LLM's keep messing up even on a plain Laravel codebase..
I think that's true, but something even more subtle is going on. The quality of the LLM output depends on how it was prompted in a way more profound than I think most people realize. If you prompt the LLM using jargon and lingo that indicate you are already well experienced with the domain space, the LLM will rollplay an experienced developer. If you prompt it like you're a clueless PHB who's never coded, the LLM will output shitty code to match the style of your prompt. This extends to architecture, if your prompts are written with a mature understanding of the architecture that should be used, the LLM will follow suit, but if not then the LLM will just slap together something that looks like it might work, but isn't well thought out.
This is magical thinking.

LLMs are physically incapable of generating something “well thought out”, because they are physically incapable of thinking.

I don't care if the machine has a soul, I only care what the machine can produce. With good prompting, the machine produces more ""thoughtful"" results. As an engineer, that's all I care about.
It is magical thinking to claim that LLMs are definitely physically incapable of thinking. You don't know that. No one knows that, since such large neural networks are opaque blackboxes that resist interpretation and we don't really know how they function internally.

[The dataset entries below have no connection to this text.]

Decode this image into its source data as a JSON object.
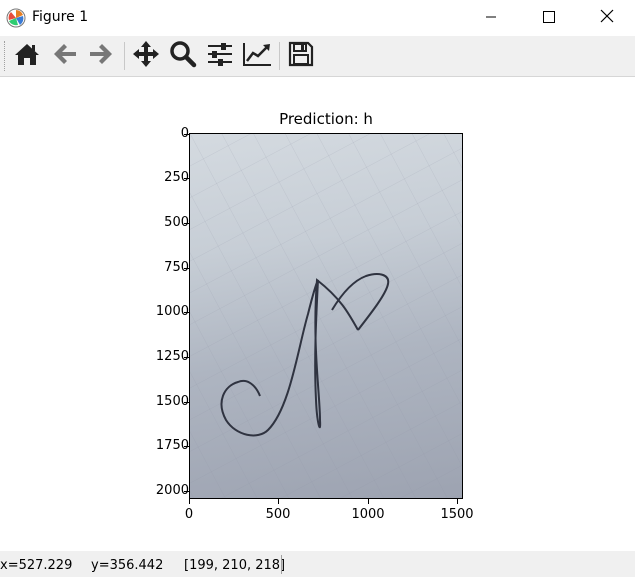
{
  "window": {
    "title": "Figure 1",
    "app_icon": "matplotlib-icon",
    "controls": [
      "minimize-icon",
      "maximize-icon",
      "close-icon"
    ]
  },
  "toolbar": {
    "tools": [
      "home-icon",
      "back-arrow-icon",
      "forward-arrow-icon",
      "pan-icon",
      "zoom-icon",
      "configure-subplots-icon",
      "edit-axes-icon",
      "save-icon"
    ]
  },
  "figure": {
    "title": "Prediction: h",
    "image_content": "handwritten letter on graph paper",
    "y_ticks": [
      "0",
      "250",
      "500",
      "750",
      "1000",
      "1250",
      "1500",
      "1750",
      "2000"
    ],
    "x_ticks": [
      "0",
      "500",
      "1000",
      "1500"
    ],
    "x_range": [
      0,
      1530
    ],
    "y_range": [
      0,
      2040
    ]
  },
  "status": {
    "x": "x=527.229",
    "y": "y=356.442",
    "rgb": "[199, 210, 218]"
  }
}
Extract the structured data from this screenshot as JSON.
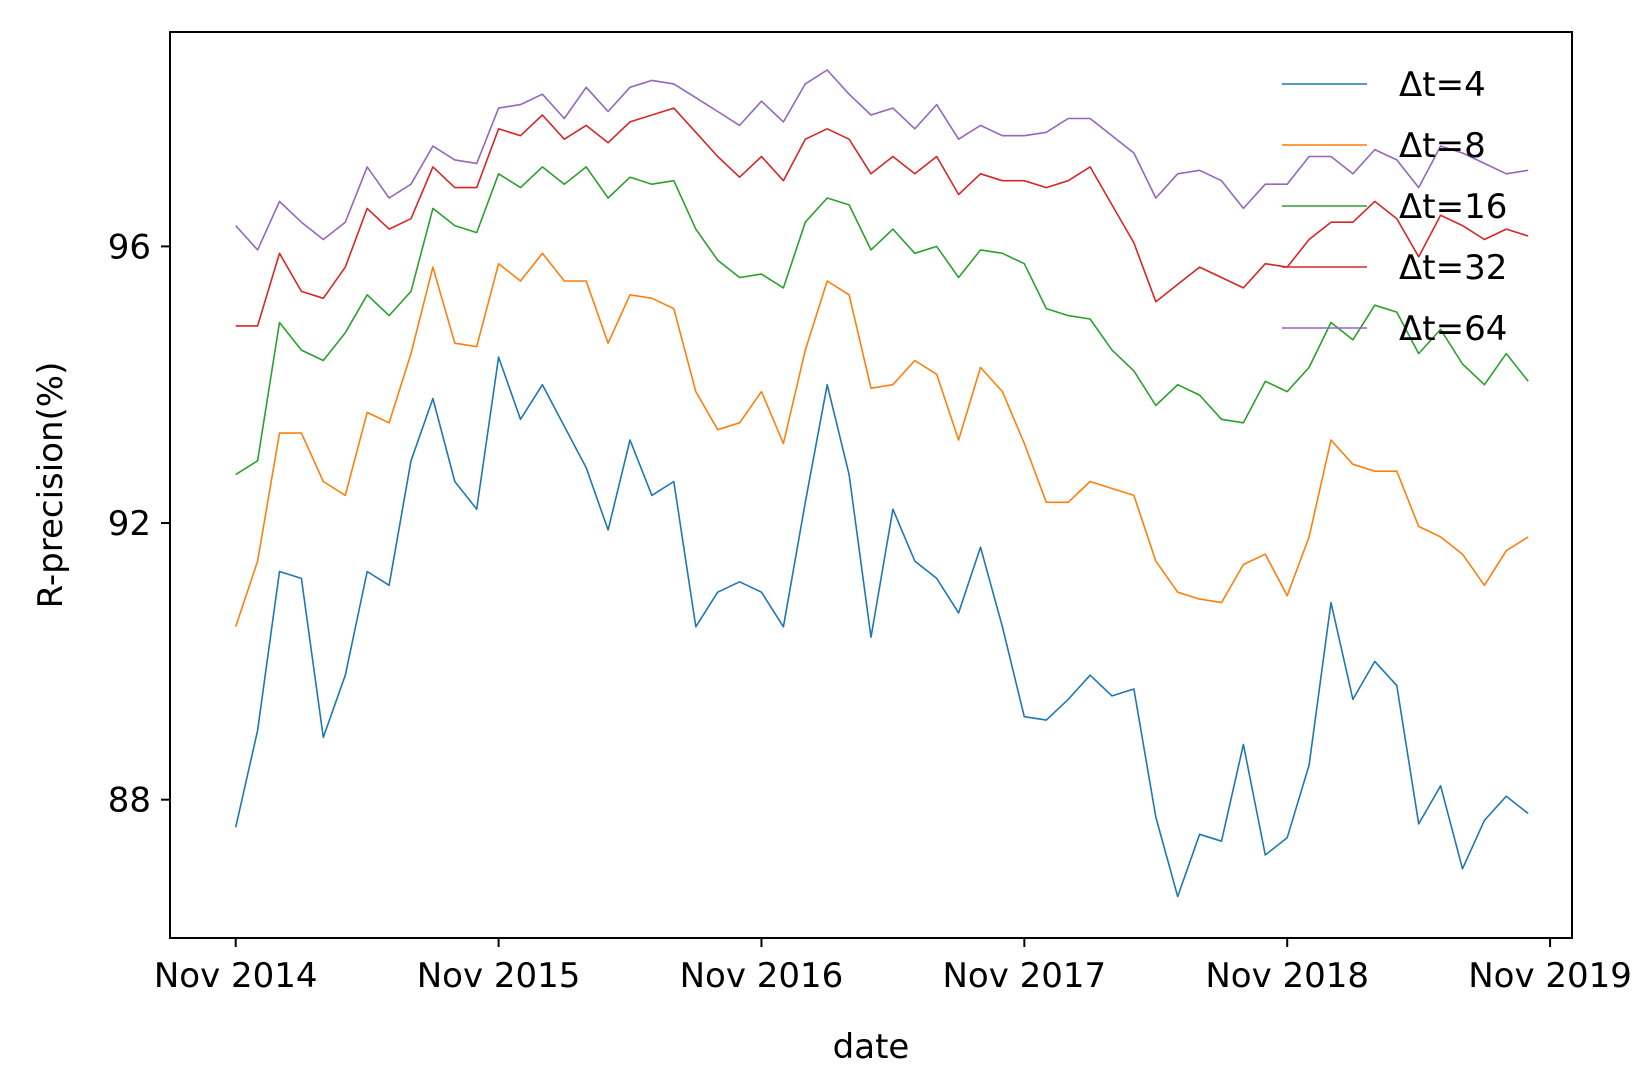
{
  "chart_data": {
    "type": "line",
    "title": "",
    "xlabel": "date",
    "ylabel": "R-precision(%)",
    "x_ticks": [
      "Nov 2014",
      "Nov 2015",
      "Nov 2016",
      "Nov 2017",
      "Nov 2018",
      "Nov 2019"
    ],
    "y_ticks": [
      88,
      92,
      96
    ],
    "ylim": [
      86,
      99.1
    ],
    "xlim": [
      "2014-08",
      "2019-12"
    ],
    "grid": false,
    "legend_position": "top-right",
    "x": [
      "2014-11",
      "2014-12",
      "2015-01",
      "2015-02",
      "2015-03",
      "2015-04",
      "2015-05",
      "2015-06",
      "2015-07",
      "2015-08",
      "2015-09",
      "2015-10",
      "2015-11",
      "2015-12",
      "2016-01",
      "2016-02",
      "2016-03",
      "2016-04",
      "2016-05",
      "2016-06",
      "2016-07",
      "2016-08",
      "2016-09",
      "2016-10",
      "2016-11",
      "2016-12",
      "2017-01",
      "2017-02",
      "2017-03",
      "2017-04",
      "2017-05",
      "2017-06",
      "2017-07",
      "2017-08",
      "2017-09",
      "2017-10",
      "2017-11",
      "2017-12",
      "2018-01",
      "2018-02",
      "2018-03",
      "2018-04",
      "2018-05",
      "2018-06",
      "2018-07",
      "2018-08",
      "2018-09",
      "2018-10",
      "2018-11",
      "2018-12",
      "2019-01",
      "2019-02",
      "2019-03",
      "2019-04",
      "2019-05",
      "2019-06",
      "2019-07",
      "2019-08",
      "2019-09",
      "2019-10"
    ],
    "series": [
      {
        "name": "Δt=4",
        "color": "#1f77b4",
        "values": [
          87.6,
          89.0,
          91.3,
          91.2,
          88.9,
          89.8,
          91.3,
          91.1,
          92.9,
          93.8,
          92.6,
          92.2,
          94.4,
          93.5,
          94.0,
          93.4,
          92.8,
          91.9,
          93.2,
          92.4,
          92.6,
          90.5,
          91.0,
          91.15,
          91.0,
          90.5,
          92.3,
          94.0,
          92.7,
          90.35,
          92.2,
          91.45,
          91.2,
          90.7,
          91.65,
          90.5,
          89.2,
          89.15,
          89.45,
          89.8,
          89.5,
          89.6,
          87.75,
          86.6,
          87.5,
          87.4,
          88.8,
          87.2,
          87.45,
          88.5,
          90.85,
          89.45,
          90.0,
          89.65,
          87.65,
          88.2,
          87.0,
          87.7,
          88.05,
          87.8
        ]
      },
      {
        "name": "Δt=8",
        "color": "#ff7f0e",
        "values": [
          90.5,
          91.45,
          93.3,
          93.3,
          92.6,
          92.4,
          93.6,
          93.45,
          94.45,
          95.7,
          94.6,
          94.55,
          95.75,
          95.5,
          95.9,
          95.5,
          95.5,
          94.6,
          95.3,
          95.25,
          95.1,
          93.9,
          93.35,
          93.45,
          93.9,
          93.15,
          94.5,
          95.5,
          95.3,
          93.95,
          94.0,
          94.35,
          94.15,
          93.2,
          94.25,
          93.9,
          93.15,
          92.3,
          92.3,
          92.6,
          92.5,
          92.4,
          91.45,
          91.0,
          90.9,
          90.85,
          91.4,
          91.55,
          90.95,
          91.8,
          93.2,
          92.85,
          92.75,
          92.75,
          91.95,
          91.8,
          91.55,
          91.1,
          91.6,
          91.8
        ]
      },
      {
        "name": "Δt=16",
        "color": "#2ca02c",
        "values": [
          92.7,
          92.9,
          94.9,
          94.5,
          94.35,
          94.75,
          95.3,
          95.0,
          95.35,
          96.55,
          96.3,
          96.2,
          97.05,
          96.85,
          97.15,
          96.9,
          97.15,
          96.7,
          97.0,
          96.9,
          96.95,
          96.25,
          95.8,
          95.55,
          95.6,
          95.4,
          96.35,
          96.7,
          96.6,
          95.95,
          96.25,
          95.9,
          96.0,
          95.55,
          95.95,
          95.9,
          95.75,
          95.1,
          95.0,
          94.95,
          94.5,
          94.2,
          93.7,
          94.0,
          93.85,
          93.5,
          93.45,
          94.05,
          93.9,
          94.25,
          94.9,
          94.65,
          95.15,
          95.05,
          94.45,
          94.8,
          94.3,
          94.0,
          94.45,
          94.05
        ]
      },
      {
        "name": "Δt=32",
        "color": "#d62728",
        "values": [
          94.85,
          94.85,
          95.9,
          95.35,
          95.25,
          95.7,
          96.55,
          96.25,
          96.4,
          97.15,
          96.85,
          96.85,
          97.7,
          97.6,
          97.9,
          97.55,
          97.75,
          97.5,
          97.8,
          97.9,
          98.0,
          97.65,
          97.3,
          97.0,
          97.3,
          96.95,
          97.55,
          97.7,
          97.55,
          97.05,
          97.3,
          97.05,
          97.3,
          96.75,
          97.05,
          96.95,
          96.95,
          96.85,
          96.95,
          97.15,
          96.6,
          96.05,
          95.2,
          95.45,
          95.7,
          95.55,
          95.4,
          95.75,
          95.7,
          96.1,
          96.35,
          96.35,
          96.65,
          96.4,
          95.85,
          96.45,
          96.3,
          96.1,
          96.25,
          96.15
        ]
      },
      {
        "name": "Δt=64",
        "color": "#9467bd",
        "values": [
          96.3,
          95.95,
          96.65,
          96.35,
          96.1,
          96.35,
          97.15,
          96.7,
          96.9,
          97.45,
          97.25,
          97.2,
          98.0,
          98.05,
          98.2,
          97.85,
          98.3,
          97.95,
          98.3,
          98.4,
          98.35,
          98.15,
          97.95,
          97.75,
          98.1,
          97.8,
          98.35,
          98.55,
          98.2,
          97.9,
          98.0,
          97.7,
          98.05,
          97.55,
          97.75,
          97.6,
          97.6,
          97.65,
          97.85,
          97.85,
          97.6,
          97.35,
          96.7,
          97.05,
          97.1,
          96.95,
          96.55,
          96.9,
          96.9,
          97.3,
          97.3,
          97.05,
          97.4,
          97.25,
          96.85,
          97.45,
          97.35,
          97.2,
          97.05,
          97.1
        ]
      }
    ]
  }
}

You are just repeating that because you read that before somewhere else. Like a stochastic parrot. Quite ironic. ;)

They really aren't that mysterious. We can confidently say that they function at the lexical level, using Monte Carlo principles to carve out a likely path in lexical space. The output depends on the distribution of n-grams in the training set, and the composition of the text in it's context window.

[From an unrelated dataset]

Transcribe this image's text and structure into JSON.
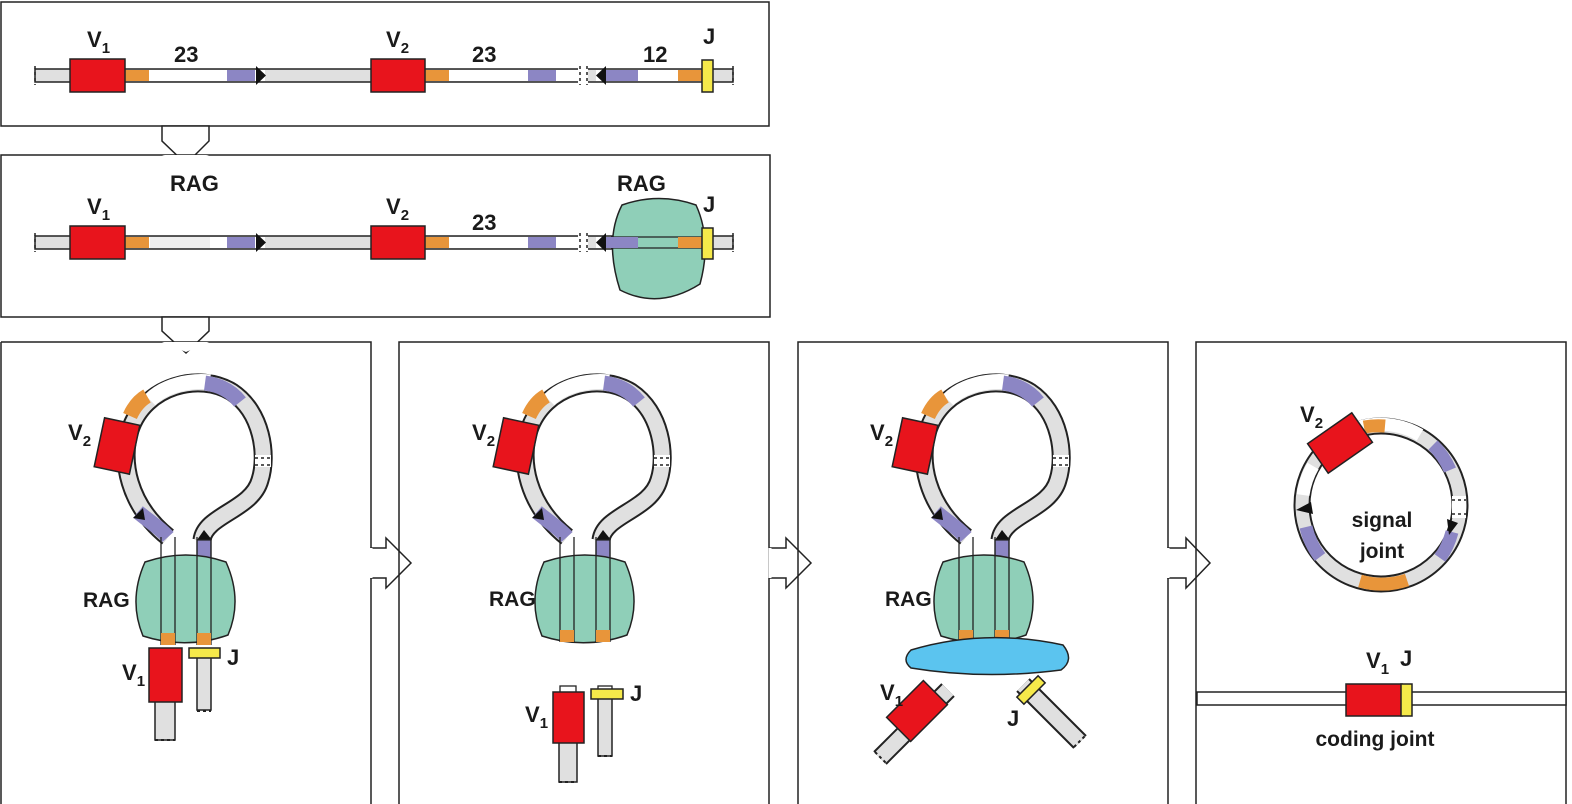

This process cannot produce reasoning.

1) an LLM cannot represent the truth value of statements, only their likelihood of being found in its training data.

2) because it uses lexical data, an LLM will answer differently based on the names / terms used in a prompt.

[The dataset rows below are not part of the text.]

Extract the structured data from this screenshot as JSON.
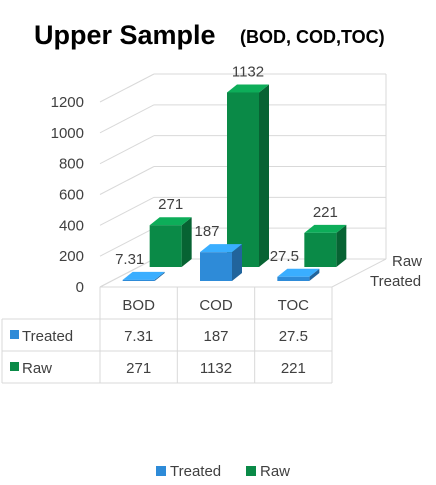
{
  "chart_data": {
    "type": "bar",
    "title": "Upper Sample",
    "subtitle": "(BOD, COD,TOC)",
    "categories": [
      "BOD",
      "COD",
      "TOC"
    ],
    "series": [
      {
        "name": "Treated",
        "values": [
          7.31,
          187,
          27.5
        ],
        "labels": [
          "7.31",
          "187",
          "27.5"
        ],
        "color": "#2E8BD8"
      },
      {
        "name": "Raw",
        "values": [
          271,
          1132,
          221
        ],
        "labels": [
          "271",
          "1132",
          "221"
        ],
        "color": "#0A8A47"
      }
    ],
    "ylim": [
      0,
      1200
    ],
    "yticks": [
      "0",
      "200",
      "400",
      "600",
      "800",
      "1000",
      "1200"
    ],
    "grid": true,
    "legend_position": "bottom",
    "has_data_table": true,
    "chart_style": "3D clustered column"
  }
}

Both of these facts contradict the idea that the LLM is reasoning, or "thinking".

This isn't really a very hit take either, I don't think I've talked to a single researcher who thinks that LLMs are thinking.

You're just strawmanning now. I've prompted extremely well-specced, contained features, and the LLM has failed nonetheless.

In fact, the more details I give it about a specific problem, the more it seems to hallucinate. Presumably because it is more outside the training set.

because you need to consider the context window, thus separate the prompts by task. Separating by tasks and planning things out is still your own work, no AI can replace that. assuming you do that properly, AI-generating the code may save you up to 15% of your full work time. Please reread my comment: "If you do not plan out the architecture soundly", planning includes breaking the task down and make multiple prompts.

Our job is to break problems down into simpler ones until they are easily solvable, and if a machine simplifies the last steps, it is fine.